When building Big Data apps, you need to conduct a test run with someone else’s data before you put the software into production. Why? Because using an unfamiliar dataset can help illuminate any flaws in your code, perhaps making it easier to test and perfect your underlying algorithms.
To that end, there are a number of public data sources freely available for use. Some of them are infamous, such as the Enron email archive used in court hearings about the malfeasance of that company. It’s one of the largest collections of actual emails, and has proven useful for anti-spam vendors to test their own algorithms. Indeed, the archive may be the best and most enduring legacy of Enron.
More prosaic data sources include the complete works of Shakespeare, available online and easily incorporated into testing plans. Another good place to look is this list of 23 mainly health-related data sets, including various open data initiatives, cancer statistics, and more. Then there’s this collection that Princeton has put together—mostly a large collection of texts such as presidential debate transcripts and literary works that are now part of the public domain.
Another popular data destination is the digitized archives of the New York Times, with 150 years’ worth of archives. There are more than 30,000 subject tags and the information can be downloaded either as RDF or HTML format. The archive was opened to programmers three years ago and has an extensive data dictionary. There is detailed documentation of its various APIs and a discussion group for those that want to learn more about how to interact with this information. In addition, there are some specialized datasets and APIs, such as the books on its various bestseller lists, and a Web console where you can assemble your queries inside your browser. (You need to obtain a search key from their developer network first.)
Three Popular Visualization Sites
There are also Websites that do more than feature lots of text or numbers for downloading. Probably one of the largest efforts involving public data sources is Data.gov, which has been in place for more than three years and is constantly updated. It covers some obvious datasets, such as crime statistics, airline on-time arrival information and the entire Code of Federal Regulations, as well as more obscure ones, such as the habitat of several endangered species and location of farmers’ markets.
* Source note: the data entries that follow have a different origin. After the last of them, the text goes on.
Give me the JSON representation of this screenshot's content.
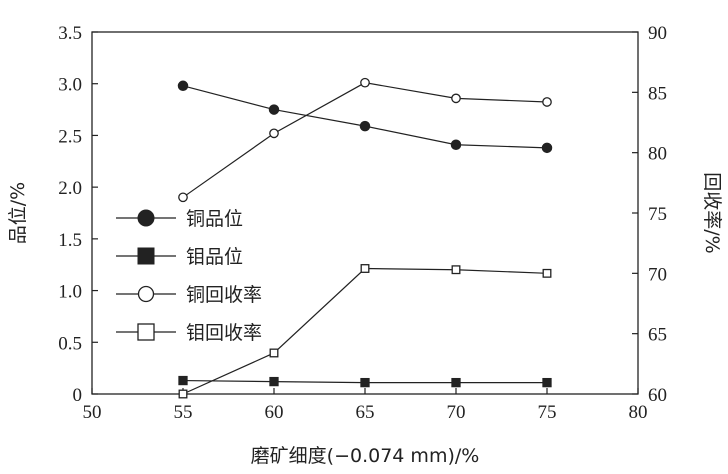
{
  "chart_data": {
    "type": "line",
    "x": [
      55,
      60,
      65,
      70,
      75
    ],
    "xlim": [
      50,
      80
    ],
    "xticks": [
      "50",
      "55",
      "60",
      "65",
      "70",
      "75",
      "80"
    ],
    "xlabel": "磨矿细度(−0.074 mm)/%",
    "ylabel_left": "品位/%",
    "ylim_left": [
      0,
      3.5
    ],
    "yticks_left": [
      "0",
      "0.5",
      "1.0",
      "1.5",
      "2.0",
      "2.5",
      "3.0",
      "3.5"
    ],
    "ylabel_right": "回收率/%",
    "ylim_right": [
      60,
      90
    ],
    "yticks_right": [
      "60",
      "65",
      "70",
      "75",
      "80",
      "85",
      "90"
    ],
    "grid": false,
    "legend_position": "left-middle",
    "series": [
      {
        "name": "铜品位",
        "axis": "left",
        "marker": "filled-circle",
        "values": [
          2.98,
          2.75,
          2.59,
          2.41,
          2.38
        ]
      },
      {
        "name": "钼品位",
        "axis": "left",
        "marker": "filled-square",
        "values": [
          0.13,
          0.12,
          0.11,
          0.11,
          0.11
        ]
      },
      {
        "name": "铜回收率",
        "axis": "right",
        "marker": "open-circle",
        "values": [
          76.3,
          81.6,
          85.8,
          84.5,
          84.2
        ]
      },
      {
        "name": "钼回收率",
        "axis": "right",
        "marker": "open-square",
        "values": [
          60.0,
          63.4,
          70.4,
          70.3,
          70.0
        ]
      }
    ],
    "colors": {
      "line": "#222222",
      "marker": "#222222",
      "background": "#ffffff"
    }
  }
}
Dozens of these datasets come with a built-in visualization tool for exploring the data before you download it. The visualization tools are a bit crude, but there’s a series of video tutorials to help you get started, put together by the professors and students at RPI’s Tetherless World Constellation.
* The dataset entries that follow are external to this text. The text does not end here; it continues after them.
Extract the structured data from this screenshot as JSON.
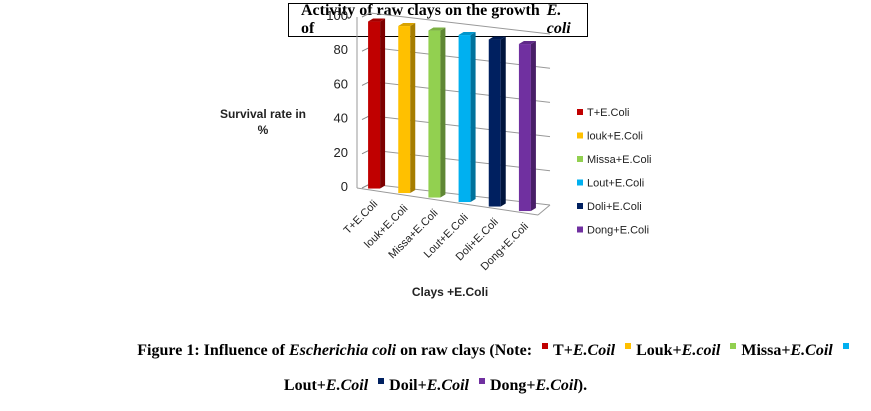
{
  "chart_data": {
    "type": "bar",
    "style": "3d-column",
    "title": "Activity of raw clays on the growth of E. coli",
    "title_plain": "Activity of raw clays on the growth of ",
    "title_italic": "E. coli",
    "xlabel": "Clays +E.Coli",
    "ylabel_line1": "Survival rate in",
    "ylabel_line2": "%",
    "ylim": [
      0,
      100
    ],
    "yticks": [
      0,
      20,
      40,
      60,
      80,
      100
    ],
    "grid": true,
    "legend_position": "right",
    "categories": [
      "T+E.Coli",
      "louk+E.Coli",
      "Missa+E.Coli",
      "Lout+E.Coli",
      "Doli+E.Coli",
      "Dong+E.Coli"
    ],
    "series": [
      {
        "name": "T+E.Coli",
        "color": "#C00000",
        "values": [
          100,
          null,
          null,
          null,
          null,
          null
        ]
      },
      {
        "name": "louk+E.Coli",
        "color": "#FFC000",
        "values": [
          null,
          100,
          null,
          null,
          null,
          null
        ]
      },
      {
        "name": "Missa+E.Coli",
        "color": "#92D050",
        "values": [
          null,
          null,
          100,
          null,
          null,
          null
        ]
      },
      {
        "name": "Lout+E.Coli",
        "color": "#00B0F0",
        "values": [
          null,
          null,
          null,
          100,
          null,
          null
        ]
      },
      {
        "name": "Doli+E.Coli",
        "color": "#002060",
        "values": [
          null,
          null,
          null,
          null,
          100,
          null
        ]
      },
      {
        "name": "Dong+E.Coli",
        "color": "#7030A0",
        "values": [
          null,
          null,
          null,
          null,
          null,
          100
        ]
      }
    ],
    "values": [
      100,
      100,
      100,
      100,
      100,
      100
    ]
  },
  "caption": {
    "line1_a": "Figure 1: Influence of ",
    "line1_b": "Escherichia coli",
    "line1_c": " on raw clays (Note: ",
    "items": [
      {
        "plain": "T+",
        "italic": "E.Coil",
        "color": "#C00000"
      },
      {
        "plain": "Louk+",
        "italic": "E.coil",
        "color": "#FFC000"
      },
      {
        "plain": "Missa+",
        "italic": "E.Coil",
        "color": "#92D050"
      },
      {
        "plain": "Lout+",
        "italic": "E.Coil",
        "color": "#00B0F0"
      },
      {
        "plain": "Doil+",
        "italic": "E.Coil",
        "color": "#002060"
      },
      {
        "plain": "Dong+",
        "italic": "E.Coil",
        "color": "#7030A0"
      }
    ],
    "end": ")."
  }
}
The latest feature is the ability to conduct geospatial visualizations so that you can view datasets on an interactive map, overlay them with other datasets, and investigate the underlying data points. It’s great for quick tests to see whether your geographic assumptions about your chosen datasets are sufficient to proceed further with your analysis.
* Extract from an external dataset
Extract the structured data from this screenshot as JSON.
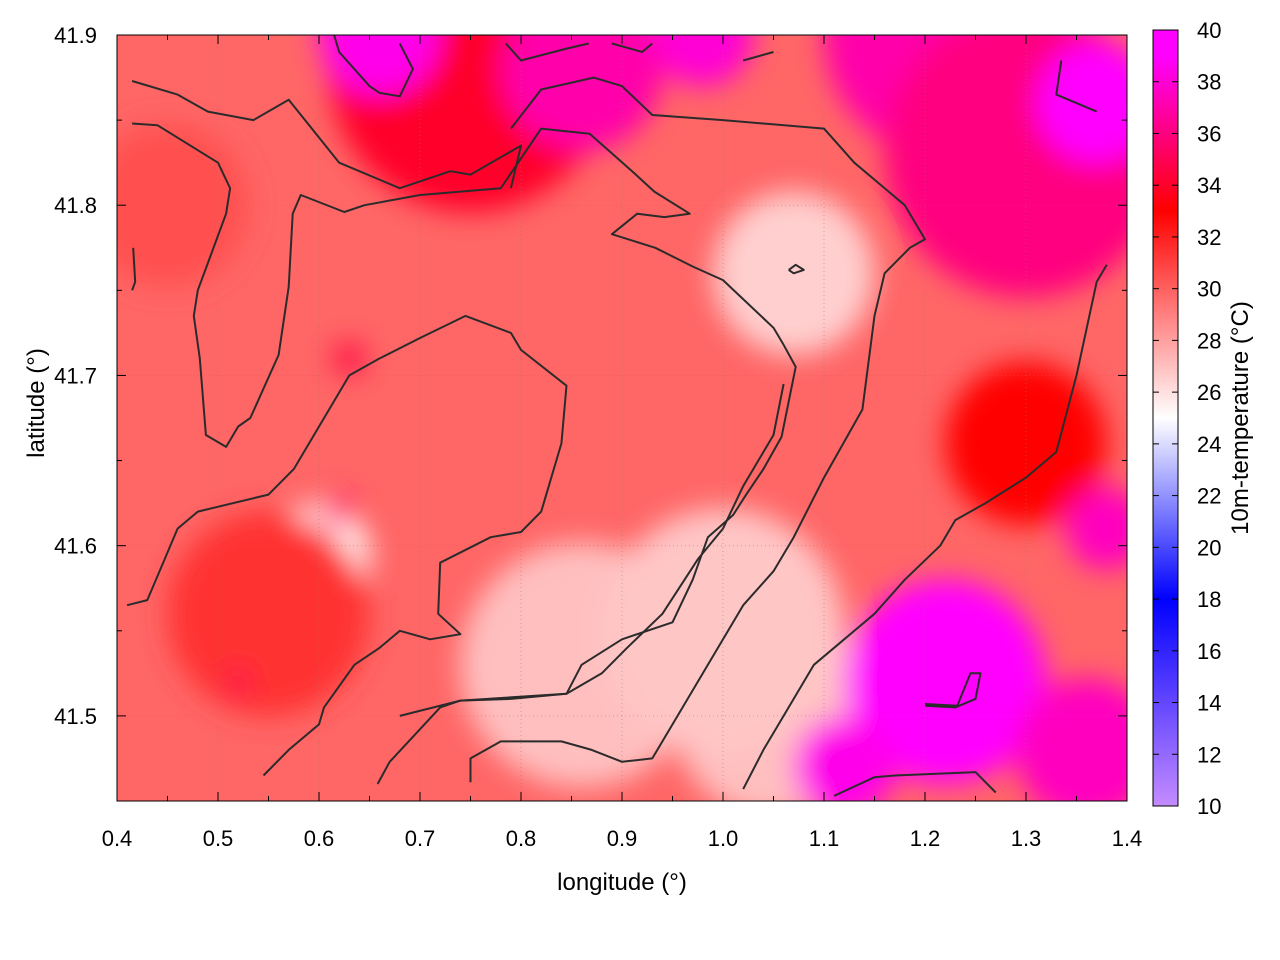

Google, of course, is another great place to examine public data. The search-engine giant has put together more than 75 different sources in their special search portal, including U.S. Census data, information from the World Bank, U.S. energy consumption, and others. As with Data.gov, you can also graph this information. Their visualization tools are a bit more intuitive; with some datasets, you can animate them and compare how information changes from year to year by just moving a slider control. The visualization graphs automatically scale based on what you’re plotting, and you can export the graphs as HTML links.
Finally, there is Tableau Software. It doesn’t have any data sources, but does have some splendid visualizations in their galleries here. You need to download their free player to work with the visualizations. This is a good place to get some ideas of what your end product will look like, and how others have taken datasets and turned them into useful information. You can create your own if you want to publish it for the world to see.
If you’re looking to hone your Big Data skills, you might want to consider one of the DataDives events hosted by Datakind.org. These weekend events team data problems from selected social organizations with volunteer data scientists (think Hackathon with a bit more focus and collaboration). One held last year explored “stop-and-frisk” incident data reported by the NYPD in 2010, on behalf of the New York Civil Liberties Union. Their next events are being held in New York City and London in September. You can get more information and sign up here.
And if you want more experience and perhaps use your data skills for a good cause, then take a look at what Code For America is doing. They have numerous projects involving public data access, including their Open311 dashboard. Many municipal governments have put together 311 systems, with a variety of public services available by calling that special number. This project creates an open API to allow Web applications to seamlessly interact with 311 systems across the nation. According to their website, the “Open311 Dashboard aims to take the deluge of 311 data and translate it into a clean and interactive dashboard. It helps track response times, identify service request trends, and give city officials data about the efficiency of various city services.”